Kategori
Berita Daerah

Para Pemegang Saham Ditantang Mantan Dirut Bank NTT Untuk Laporkan Kredit Fiktif PT. Budimas Pundinusa Rp 100 M ke APH

Spiritneisa.com, Kupang – Mantan Direktur Utama (Dirut) Bank NTT, IR siap diproses hukum dan ditangkap oleh Polda NTT, Kejati NTT dan KPK bila terbukti terlibat  kasus dugaan kredit fiktif PT. Budimas Pundinusa senilai Rp 100 Milyar. Bahkan IR menantang para pemegang saham untuk membuat laporan resmi tentang kredit Fiktif PT. Budimas Pundinusa tersebut ke Aparat Penegak Hukum (APH), baik ke kepolisian, kejaksaan maupu KPK agar masalah tersebut menjadi terang benderang.

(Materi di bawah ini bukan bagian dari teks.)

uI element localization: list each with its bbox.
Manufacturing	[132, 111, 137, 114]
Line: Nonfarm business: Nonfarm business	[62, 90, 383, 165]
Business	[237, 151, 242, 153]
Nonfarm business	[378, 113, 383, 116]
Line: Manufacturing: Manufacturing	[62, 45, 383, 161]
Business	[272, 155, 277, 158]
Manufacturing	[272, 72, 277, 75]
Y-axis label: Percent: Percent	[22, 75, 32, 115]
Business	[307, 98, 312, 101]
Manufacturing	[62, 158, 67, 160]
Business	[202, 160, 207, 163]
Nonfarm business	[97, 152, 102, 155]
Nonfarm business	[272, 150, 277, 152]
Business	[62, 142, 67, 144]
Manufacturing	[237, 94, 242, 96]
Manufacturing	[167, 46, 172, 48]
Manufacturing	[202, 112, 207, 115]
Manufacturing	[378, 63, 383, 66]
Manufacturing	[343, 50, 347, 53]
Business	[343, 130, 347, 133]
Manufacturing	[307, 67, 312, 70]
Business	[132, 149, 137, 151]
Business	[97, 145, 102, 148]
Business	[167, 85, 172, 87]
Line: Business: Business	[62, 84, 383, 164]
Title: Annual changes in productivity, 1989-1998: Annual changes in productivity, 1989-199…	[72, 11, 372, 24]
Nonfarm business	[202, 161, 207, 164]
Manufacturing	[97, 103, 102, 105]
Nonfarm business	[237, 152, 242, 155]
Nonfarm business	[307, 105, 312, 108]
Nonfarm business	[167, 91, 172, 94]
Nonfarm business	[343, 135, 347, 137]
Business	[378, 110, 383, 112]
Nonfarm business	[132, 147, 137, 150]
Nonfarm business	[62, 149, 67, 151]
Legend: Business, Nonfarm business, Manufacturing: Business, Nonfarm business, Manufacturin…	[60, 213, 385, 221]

Demikian pernyataan resmi IR dalam rilis tertulis kepada tim media ini pada Sabtu (30/07/2022), menanggapi pernyataan pemegang saham seri B Bank NTT, Amos Corputy (29/07/22) yang mendesak APH segera menangkap IR selaku mantan Dirit bank NTT dan JJ selaku Komut BANK NTT terkait kredit fiktif PT. Budimas Pundinusa Rp 100 Milyar.

“Saya siap diproses hukum, bila perlu tatangkap. Kalau Kepolisian, Kejaksaan atau KPK RI menemukan bukti keterlibatan saya dalam kasus kredit PT. Budimas Pundinusa Rp 100 M.  Sebagai warga negara yang taat hukum,  tentu saya bersedia dan siap memberi keterangan kepada APH agar masalah ini bisa jadi terang benderang,” tulisnya.

Izak Rihi menjelaskan, dirinya mendukung niat para Pemegang Saham Bank NTT sesuai Pasal 62 dan Pasal 97 UU  Nomor 40 Tahun 2007 Tentang Perseroan Terbatas (PT), untuk secara resmi  melaporkan dugaan tindak pidana perbankan dan atau dugaan tindakan pidana korupsi yang diduga dilakukan para pengurus Bank NTT dalam kasus kredit PT. Budimas Pundinusa Rp 100 M.

“Pemegang saham jangan hanya bicara di media, silahkan laporkan saja kasus kredit PT. Budimas Pundinusa Rp 100 M ke APH. Kalau memang saya terlibat, silahkan APH proses hukum dan tangkap saya,” tantangnya.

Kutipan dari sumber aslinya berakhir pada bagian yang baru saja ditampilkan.